Life
Birth and Early Life
Born in 1922, in Baku, Azerbaijan1, Sitchin was raised in Palestine, and acquired some knowledge of modern and ancient Hebrew, as well as other Semitic and European languages, the Old Testament, and the history and archeology of the Near East.
Education
Sitchin graduated from the London School of Economics, University of London, majoring in economic history.
Publications
* The 12th Planet (Earth Chronicles, No. 1), New York: Harper, 1976, ISBN 038039362X
* The Stairway to Heaven (Earth Chronicles, No. 2), 1980, Avon Books (Bear & Company, 1992, ISBN 0939680890; Harper, 2007, ISBN 0061379204)
* The Wars of Gods and Men (Earth Chronicles, No. 3), 1985, Avon Books (Bear & Company, 1992, ISBN 0939680904)
* The Lost Realms (Earth Chronicles, No. 4), AVON BOOKS, 1990, ISBN 0-380-75890-3
* Genesis Revisited: Is Modern Science Catching Up With Ancient Knowledge?, (AVON BOOKS, 1990, ISBN 0-380-76159-9)
* When Time Began (Earth Chronicles, No. 5), 1993), (HARPER, 2007, ISBN 006137928X, ISBN 978-0061379284)
* Divine Encounters: A Guide to Visions, Angels and Other Emissaries, AVON BOOKS, 1995, ISBN 0-380-78076-3)
* The Cosmic Code (Earth Chronicles, No. 6), AVON BOOKS, 1998, ISBN 0-380-80157-4)

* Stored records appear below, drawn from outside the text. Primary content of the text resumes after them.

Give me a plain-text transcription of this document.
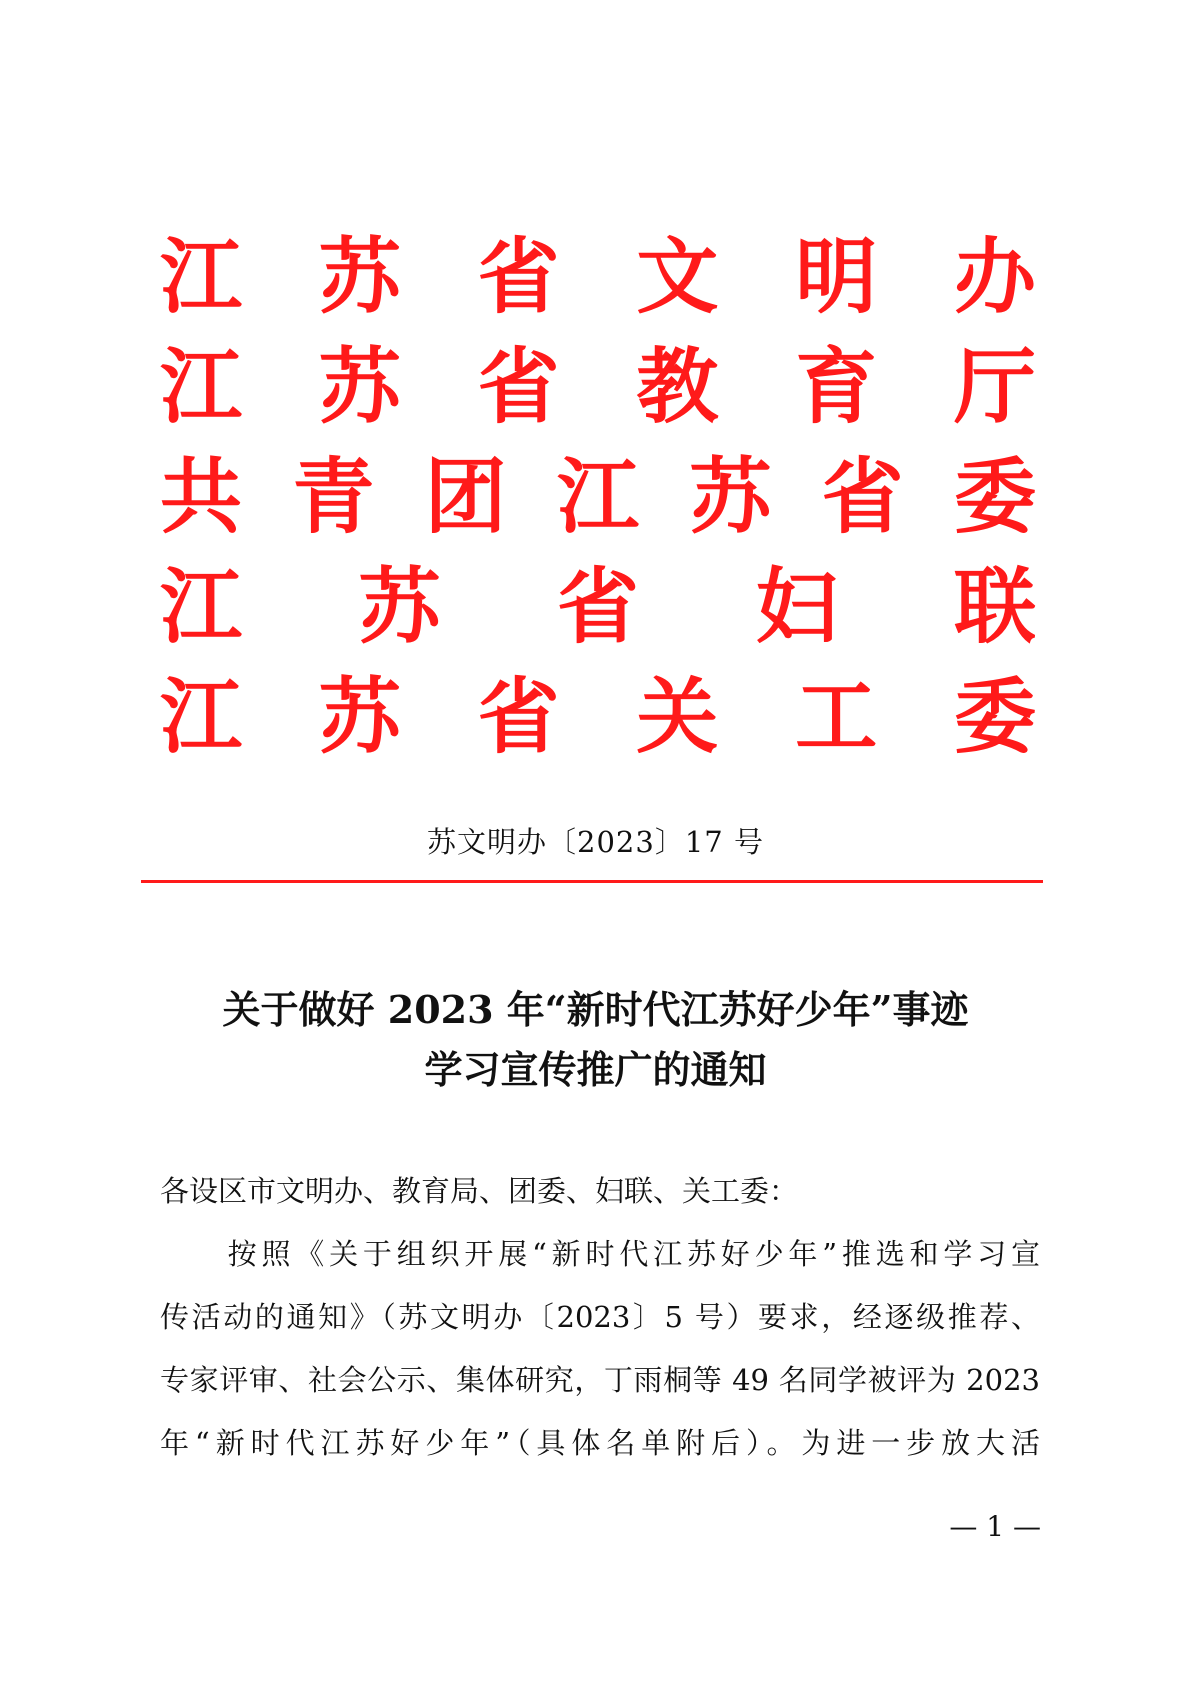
江 苏 省 文 明 办
江 苏 省 教 育 厅
共 青 团 江 苏 省 委
江 苏 省 妇 联
江 苏 省 关 工 委
苏文明办〔2023〕17 号
关于做好 2023 年“新时代江苏好少年”事迹
学习宣传推广的通知
各设区市文明办、教育局、团委、妇联、关工委：
　　按照《关于组织开展“新时代江苏好少年”推选和学习宣
传活动的通知》（苏文明办〔2023〕5 号）要求，经逐级推荐、
专家评审、社会公示、集体研究，丁雨桐等 49 名同学被评为 2023
年“新时代江苏好少年”（具体名单附后）。为进一步放大活
— 1 —
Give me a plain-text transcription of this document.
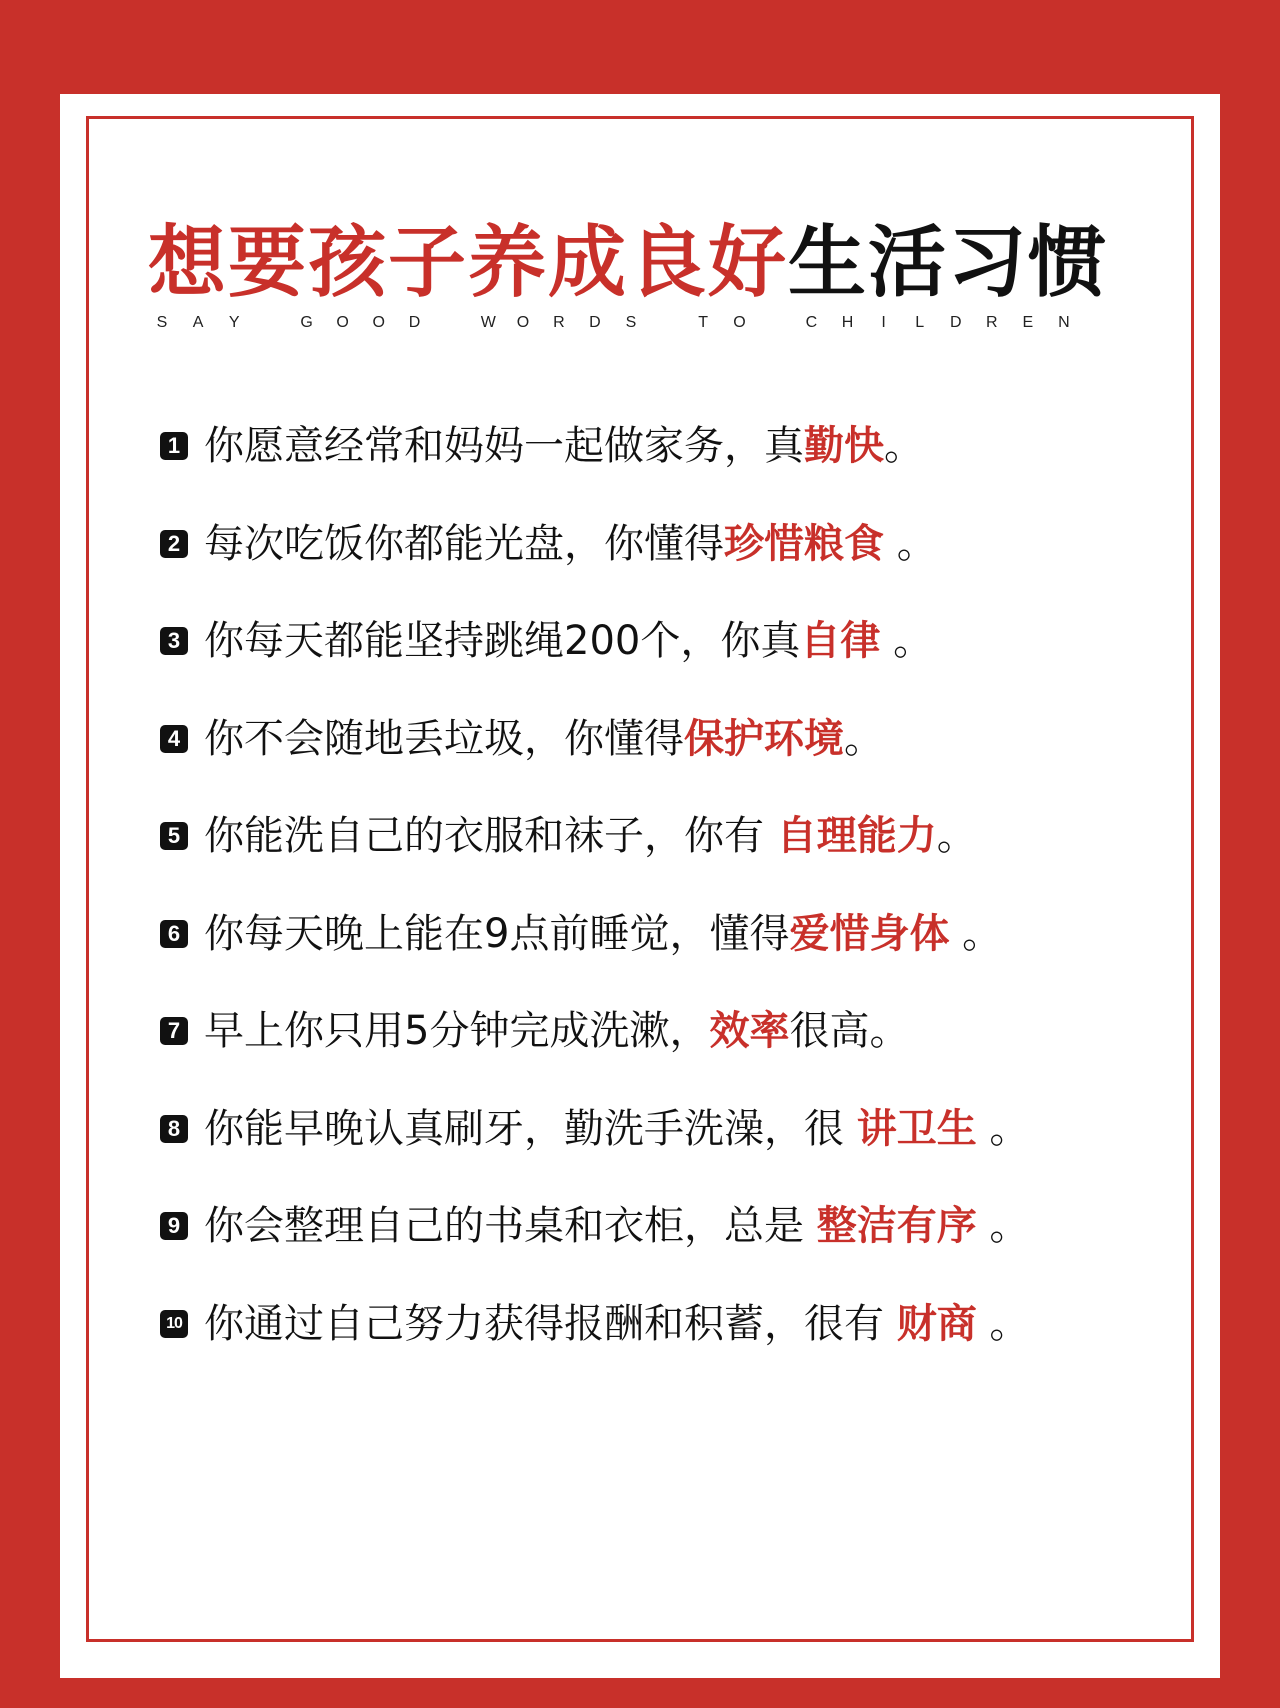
想要孩子养成良好生活习惯
S A Y	G O O D	W O R D S	T O	C H I L D R E N
1 你愿意经常和妈妈一起做家务，真 勤快 。
2 每次吃饭你都能光盘，你懂得 珍惜粮食 。
3 你每天都能坚持跳绳200个，你真 自律 。
4 你不会随地丢垃圾，你懂得 保护环境 。
5 你能洗自己的衣服和袜子，你有 自理能力 。
6 你每天晚上能在9点前睡觉，懂得 爱惜身体 。
7 早上你只用5分钟完成洗漱， 效率 很高。
8 你能早晚认真刷牙，勤洗手洗澡，很 讲卫生 。
9 你会整理自己的书桌和衣柜，总是 整洁有序 。
10 你通过自己努力获得报酬和积蓄，很有 财商 。
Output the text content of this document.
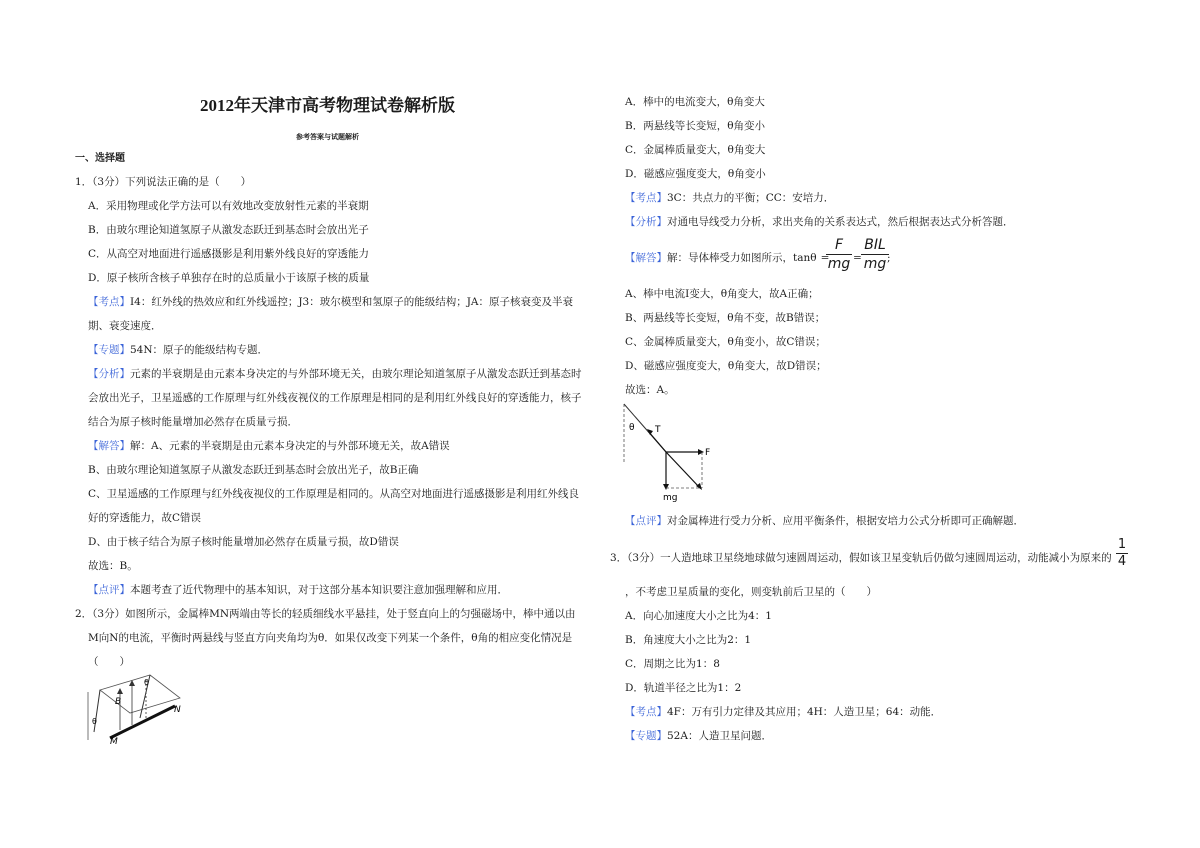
2012年天津市高考物理试卷解析版
参考答案与试题解析
一、选择题
1．（3分）下列说法正确的是（　　）
A．采用物理或化学方法可以有效地改变放射性元素的半衰期
B．由玻尔理论知道氢原子从激发态跃迁到基态时会放出光子
C．从高空对地面进行遥感摄影是利用紫外线良好的穿透能力
D．原子核所含核子单独存在时的总质量小于该原子核的质量
【考点】I4：红外线的热效应和红外线遥控；J3：玻尔模型和氢原子的能级结构；JA：原子核衰变及半衰
期、衰变速度．
【专题】54N：原子的能级结构专题．
【分析】元素的半衰期是由元素本身决定的与外部环境无关，由玻尔理论知道氢原子从激发态跃迁到基态时
会放出光子，卫星遥感的工作原理与红外线夜视仪的工作原理是相同的是利用红外线良好的穿透能力，核子
结合为原子核时能量增加必然存在质量亏损．
【解答】解：A、元素的半衰期是由元素本身决定的与外部环境无关，故A错误
B、由玻尔理论知道氢原子从激发态跃迁到基态时会放出光子，故B正确
C、卫星遥感的工作原理与红外线夜视仪的工作原理是相同的。从高空对地面进行遥感摄影是利用红外线良
好的穿透能力，故C错误
D、由于核子结合为原子核时能量增加必然存在质量亏损，故D错误
故选：B。
【点评】本题考查了近代物理中的基本知识，对于这部分基本知识要注意加强理解和应用．
2．（3分）如图所示，金属棒MN两端由等长的轻质细线水平悬挂，处于竖直向上的匀强磁场中，棒中通以由
M向N的电流，平衡时两悬线与竖直方向夹角均为θ．如果仅改变下列某一个条件，θ角的相应变化情况是
（　　）
B
θ
θ
N
M
A．棒中的电流变大，θ角变大
B．两悬线等长变短，θ角变小
C．金属棒质量变大，θ角变大
D．磁感应强度变大，θ角变小
【考点】3C：共点力的平衡；CC：安培力．
【分析】对通电导线受力分析，求出夹角的关系表达式，然后根据表达式分析答题．
【解答】解：导体棒受力如图所示，tanθ =
F
mg =
BIL
mg ;
A、棒中电流I变大，θ角变大，故A正确；
B、两悬线等长变短，θ角不变，故B错误；
C、金属棒质量变大，θ角变小，故C错误；
D、磁感应强度变大，θ角变大，故D错误；
故选：A。
θ T
F
mg
【点评】对金属棒进行受力分析、应用平衡条件，根据安培力公式分析即可正确解题．
3．（3分）一人造地球卫星绕地球做匀速圆周运动，假如该卫星变轨后仍做匀速圆周运动，动能减小为原来的
1
4
，不考虑卫星质量的变化，则变轨前后卫星的（　　）
A．向心加速度大小之比为4：1
B．角速度大小之比为2：1
C．周期之比为1：8
D．轨道半径之比为1：2
【考点】4F：万有引力定律及其应用；4H：人造卫星；64：动能．
【专题】52A：人造卫星问题．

* The Lost Book of Enki: Memoirs and Prophecies of an Extraterrestrial god, Bear & Company, 2002, ISBN 1591430372
* The Earth Chronicles Expeditions, Bear & Company, 2004, ISBN 978-1591430766
* The End of Days: Armageddon and Prophecies of the Return (Earth Chronicles, No 7), William Morrow, 2007, ISBN 978-0-06-123823-9
* Journeys to the Mythical Past (Earth Chronicles Expedition) Bear and Company, 2007 ISBN 978-1591430803
Ideas
Zecharia Sitchin is an author of books promoting an explanation for human origins involving ancient astronauts, amidst other aspects of pseudoscience. Sitchin, like Velikovsky2, presents himself as erudite and scholarly in a number of books, including The Twelfth Planet (1976) and The Cosmic Code (1998). Both Sitchin and Velikovsky write very knowledgeably of ancient myths and both are nearly scientifically illiterate.
Sitchin attributes the creation of the ancient Sumerian culture to the "Anunnaki" (or "Nephilim"), a race of aliens from a planet he calls Nibiru, which he believes to be in an elongated, elliptical orbit in the Earth's own Solar System and asserts that Sumerian mythology reflects this view.
His speculations are entirely discounted by professional scientists, historians, and archaeologists, who note many problems with his translations of ancient texts and with his understanding of physics.